I recently got another story published— exciting as usual. This time though, I learned a bit of a lesson. The first idea of it was that this 15 year plan had been finalized for the Big Muddy Wildlife and Fish Refuge and I should process the document to see what was in store for Columbia. Soon after doing that and talking to my befuddled editor, I realized that something like that wasn’t really a story. I had burned a lot of time and effort into writing a bland, uninteresting, confusing and useless story. After shaking off that realization, I deleted it, rewrote it in terms that someone might actually be interested in and called my source again. Reworking it in its entirety was somewhat cleansing– this shorter, more specific article felt a lot better than my earlier mess of jargon. I know I won’t ever completely shake it away, but I kind of see reporting through a haze.
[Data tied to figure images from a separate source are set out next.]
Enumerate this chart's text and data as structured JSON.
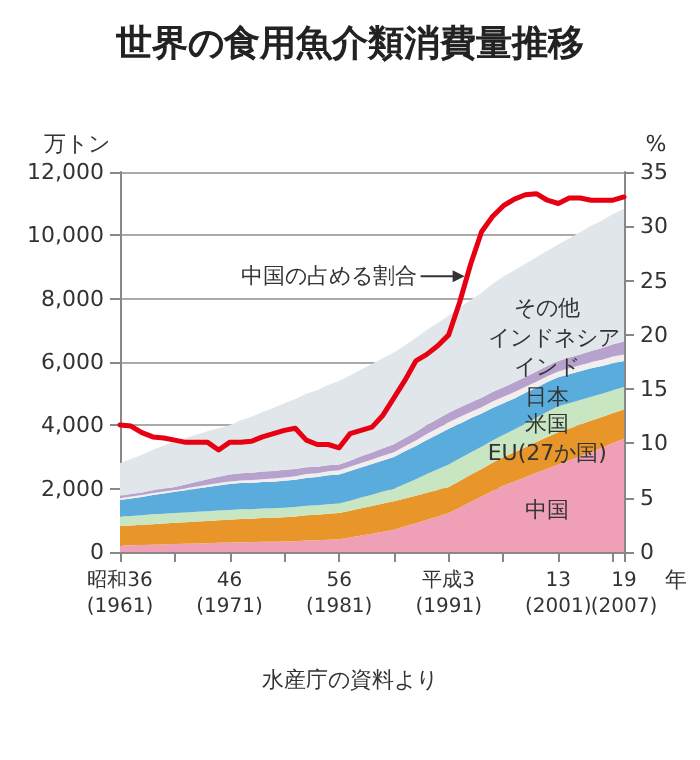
{
  "chart_data": {
    "type": "area",
    "title": "世界の食用魚介類消費量推移",
    "xlabel": "年",
    "ylabel": "万トン",
    "y2label": "%",
    "annotations": [
      "水産庁の資料より"
    ],
    "categories": [
      "昭和36\n(1961)",
      null,
      null,
      null,
      null,
      null,
      null,
      null,
      null,
      null,
      "46\n(1971)",
      null,
      null,
      null,
      null,
      null,
      null,
      null,
      null,
      null,
      "56\n(1981)",
      null,
      null,
      null,
      null,
      null,
      null,
      null,
      null,
      null,
      "平成3\n(1991)",
      null,
      null,
      null,
      null,
      null,
      null,
      null,
      null,
      null,
      "13\n(2001)",
      null,
      null,
      null,
      null,
      null,
      "19\n(2007)"
    ],
    "stacked": true,
    "grid": "y",
    "legend": false,
    "marker": "none",
    "ylim": [
      0,
      12000
    ],
    "yticks": [
      0,
      {
        "value": 2000,
        "label": "2,000"
      },
      {
        "value": 4000,
        "label": "4,000"
      },
      {
        "value": 6000,
        "label": "6,000"
      },
      {
        "value": 8000,
        "label": "8,000"
      },
      {
        "value": 10000,
        "label": "10,000"
      },
      {
        "value": 12000,
        "label": "12,000"
      }
    ],
    "y2lim": [
      0,
      35
    ],
    "y2ticks": [
      0,
      5,
      10,
      15,
      20,
      25,
      30,
      35
    ],
    "series": [
      {
        "name": "中国",
        "color": "#f0a0b6",
        "values": [
          200,
          210,
          220,
          230,
          240,
          250,
          260,
          270,
          280,
          290,
          300,
          310,
          310,
          320,
          320,
          330,
          340,
          360,
          370,
          390,
          400,
          460,
          520,
          580,
          640,
          700,
          810,
          910,
          1020,
          1120,
          1230,
          1400,
          1580,
          1750,
          1930,
          2100,
          2230,
          2360,
          2500,
          2630,
          2760,
          2890,
          3020,
          3150,
          3290,
          3440,
          3580
        ]
      },
      {
        "name": "EU(27か国)",
        "color": "#e8962a",
        "values": [
          620,
          630,
          640,
          650,
          660,
          670,
          680,
          690,
          700,
          710,
          720,
          730,
          740,
          750,
          760,
          770,
          780,
          800,
          810,
          820,
          830,
          840,
          860,
          870,
          890,
          900,
          880,
          870,
          850,
          840,
          820,
          840,
          860,
          870,
          890,
          900,
          920,
          950,
          970,
          1000,
          1020,
          1010,
          1010,
          1000,
          970,
          950,
          920
        ]
      },
      {
        "name": "米国",
        "color": "#c8e6c2",
        "values": [
          300,
          300,
          300,
          310,
          310,
          310,
          310,
          310,
          310,
          310,
          310,
          310,
          300,
          300,
          300,
          300,
          300,
          300,
          300,
          300,
          300,
          320,
          340,
          360,
          380,
          400,
          460,
          520,
          590,
          650,
          710,
          710,
          700,
          700,
          700,
          700,
          720,
          750,
          770,
          800,
          820,
          800,
          770,
          750,
          740,
          720,
          710
        ]
      },
      {
        "name": "日本",
        "color": "#5aacdc",
        "values": [
          520,
          550,
          580,
          610,
          640,
          670,
          700,
          730,
          760,
          790,
          820,
          830,
          830,
          840,
          840,
          850,
          860,
          880,
          890,
          910,
          920,
          940,
          950,
          970,
          980,
          1000,
          1030,
          1050,
          1080,
          1100,
          1130,
          1100,
          1080,
          1050,
          1030,
          1000,
          980,
          970,
          950,
          940,
          920,
          910,
          910,
          900,
          870,
          850,
          820
        ]
      },
      {
        "name": "インド",
        "color": "#f2eeee",
        "values": [
          60,
          60,
          60,
          60,
          60,
          60,
          60,
          70,
          70,
          80,
          80,
          80,
          90,
          90,
          100,
          100,
          110,
          120,
          120,
          130,
          130,
          130,
          140,
          140,
          150,
          150,
          160,
          170,
          190,
          200,
          210,
          210,
          200,
          200,
          200,
          200,
          200,
          190,
          190,
          180,
          180,
          190,
          190,
          200,
          200,
          210,
          210
        ]
      },
      {
        "name": "インドネシア",
        "color": "#b6a2cc",
        "values": [
          80,
          80,
          80,
          90,
          90,
          90,
          120,
          150,
          180,
          200,
          220,
          230,
          230,
          240,
          240,
          250,
          230,
          220,
          200,
          190,
          180,
          190,
          210,
          220,
          240,
          250,
          260,
          270,
          280,
          290,
          300,
          300,
          300,
          300,
          300,
          300,
          310,
          310,
          320,
          320,
          330,
          340,
          340,
          350,
          370,
          390,
          410
        ]
      },
      {
        "name": "その他",
        "color": "#e1e6ea",
        "values": [
          1020,
          1110,
          1190,
          1280,
          1360,
          1450,
          1470,
          1490,
          1510,
          1530,
          1550,
          1660,
          1770,
          1880,
          1990,
          2100,
          2210,
          2320,
          2420,
          2530,
          2640,
          2690,
          2740,
          2800,
          2850,
          2900,
          2930,
          2970,
          3000,
          3030,
          3060,
          3150,
          3240,
          3320,
          3410,
          3500,
          3540,
          3570,
          3610,
          3640,
          3680,
          3770,
          3860,
          3950,
          4030,
          4110,
          4190
        ]
      },
      {
        "name": "中国の占める割合",
        "type": "line",
        "axis": "y2",
        "color": "#e60012",
        "values": [
          11.7,
          11.6,
          11.0,
          10.6,
          10.5,
          10.3,
          10.1,
          10.1,
          10.1,
          9.4,
          10.1,
          10.1,
          10.2,
          10.6,
          10.9,
          11.2,
          11.4,
          10.3,
          9.9,
          9.9,
          9.6,
          10.9,
          11.2,
          11.5,
          12.6,
          14.2,
          15.8,
          17.6,
          18.2,
          19.0,
          20.0,
          23.0,
          26.5,
          29.5,
          30.9,
          31.9,
          32.5,
          32.9,
          33.0,
          32.4,
          32.1,
          32.6,
          32.6,
          32.4,
          32.4,
          32.4,
          32.7
        ]
      }
    ]
  }
}
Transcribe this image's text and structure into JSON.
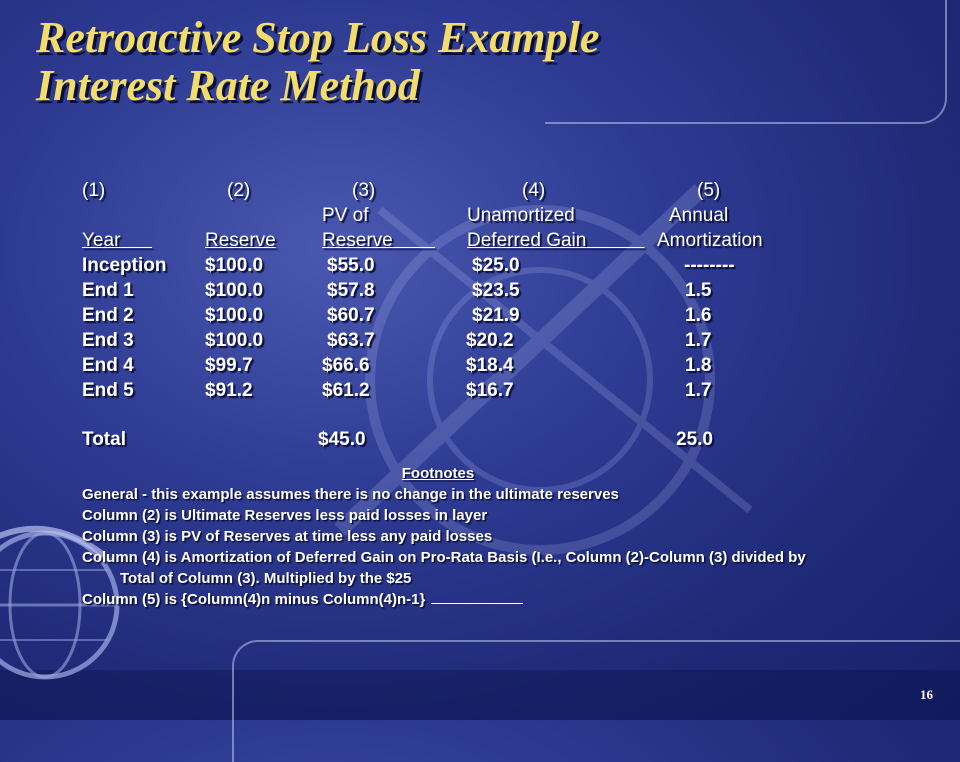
{
  "slide": {
    "title_line1": "Retroactive Stop Loss Example",
    "title_line2": "Interest Rate Method",
    "page_number": "16"
  },
  "table": {
    "col_numbers": [
      "(1)",
      "(2)",
      "(3)",
      "(4)",
      "(5)"
    ],
    "header_line1": [
      "",
      "",
      "PV of",
      "Unamortized",
      "Annual"
    ],
    "header_line2": [
      "Year",
      "Reserve",
      "Reserve",
      "Deferred Gain",
      "Amortization"
    ],
    "rows": [
      [
        "Inception",
        "$100.0",
        "$55.0",
        "$25.0",
        "--------"
      ],
      [
        "End 1",
        "$100.0",
        "$57.8",
        "$23.5",
        "1.5"
      ],
      [
        "End 2",
        "$100.0",
        "$60.7",
        "$21.9",
        "1.6"
      ],
      [
        "End 3",
        "$100.0",
        "$63.7",
        "$20.2",
        "1.7"
      ],
      [
        "End 4",
        "$99.7",
        "$66.6",
        "$18.4",
        "1.8"
      ],
      [
        "End 5",
        "$91.2",
        "$61.2",
        "$16.7",
        "1.7"
      ]
    ],
    "total": {
      "label": "Total",
      "col3": "$45.0",
      "col5": "25.0"
    }
  },
  "footnotes": {
    "heading": "Footnotes",
    "lines": [
      "General  - this example assumes there is no change in the ultimate reserves",
      "Column (2)  is Ultimate Reserves less paid losses in layer",
      "Column (3) is PV of Reserves at time less any paid losses",
      "Column (4) is Amortization of Deferred Gain on Pro-Rata Basis (I.e., Column (2)-Column (3) divided by",
      "Total of Column (3). Multiplied by the $25",
      "Column (5) is {Column(4)n minus Column(4)n-1}"
    ]
  }
}
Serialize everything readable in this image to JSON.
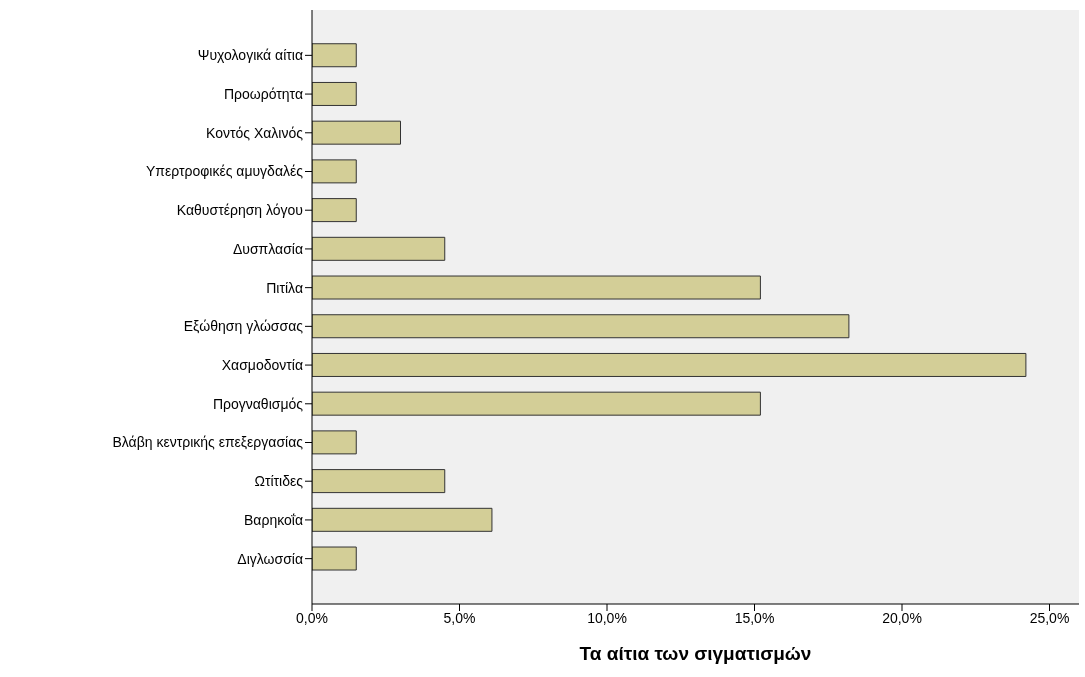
{
  "chart_data": {
    "type": "bar",
    "orientation": "horizontal",
    "xlabel": "Τα αίτια των σιγματισμών",
    "categories": [
      "Ψυχολογικά αίτια",
      "Προωρότητα",
      "Κοντός Χαλινός",
      "Υπερτροφικές αμυγδαλές",
      "Καθυστέρηση λόγου",
      "Δυσπλασία",
      "Πιτίλα",
      "Εξώθηση γλώσσας",
      "Χασμοδοντία",
      "Προγναθισμός",
      "Βλάβη κεντρικής επεξεργασίας",
      "Ωτίτιδες",
      "Βαρηκοΐα",
      "Διγλωσσία"
    ],
    "values": [
      1.5,
      1.5,
      3.0,
      1.5,
      1.5,
      4.5,
      15.2,
      18.2,
      24.2,
      15.2,
      1.5,
      4.5,
      6.1,
      1.5
    ],
    "color": "#d3ce97",
    "xlim": [
      0,
      26
    ],
    "xticks": [
      {
        "value": 0,
        "label": "0,0%"
      },
      {
        "value": 5,
        "label": "5,0%"
      },
      {
        "value": 10,
        "label": "10,0%"
      },
      {
        "value": 15,
        "label": "15,0%"
      },
      {
        "value": 20,
        "label": "20,0%"
      },
      {
        "value": 25,
        "label": "25,0%"
      }
    ]
  }
}
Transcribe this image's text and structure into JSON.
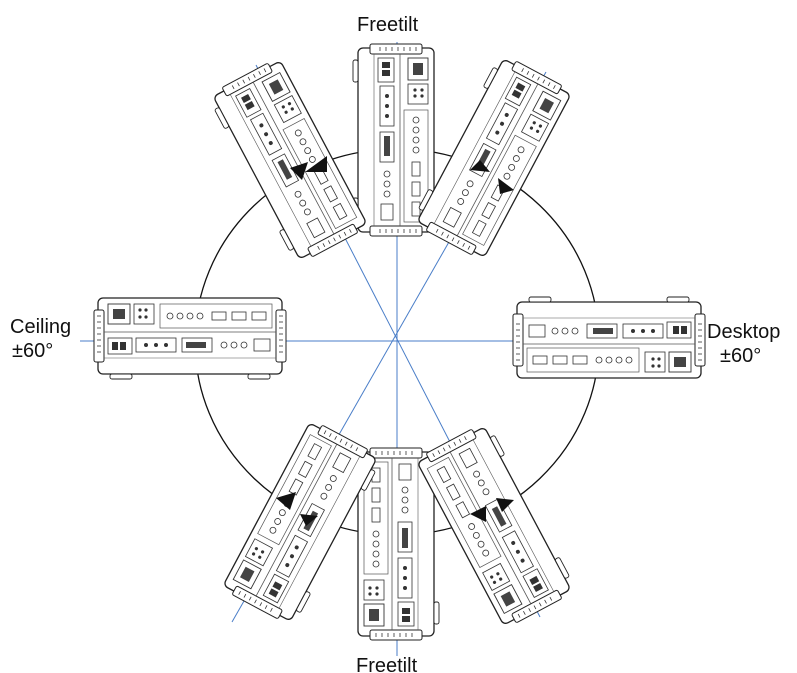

My judgement is still kind of shaky and unsure and I’m almost never sure of where to go with an idea. But this story cleared away a little bit of that haze. I got a few conclusions:
- I really, really want to write research-based stories. Just dive into 800 pages of jargon and nonsense to try and find something good. Really lose myself in it and truly understand it.
- The way I want to write is not the priority. The right way to write is the priority; tongue-twister or not, my vanity and comfort have to come behind the story. Not my story– the story. Columbia’s story, the residents’ story.
Learning is hard. I’m not good at it. I’m not quick to understand or question a lot of the time. But I got a nice piece of the journalism puzzle with the story and I’m going to hold on to it.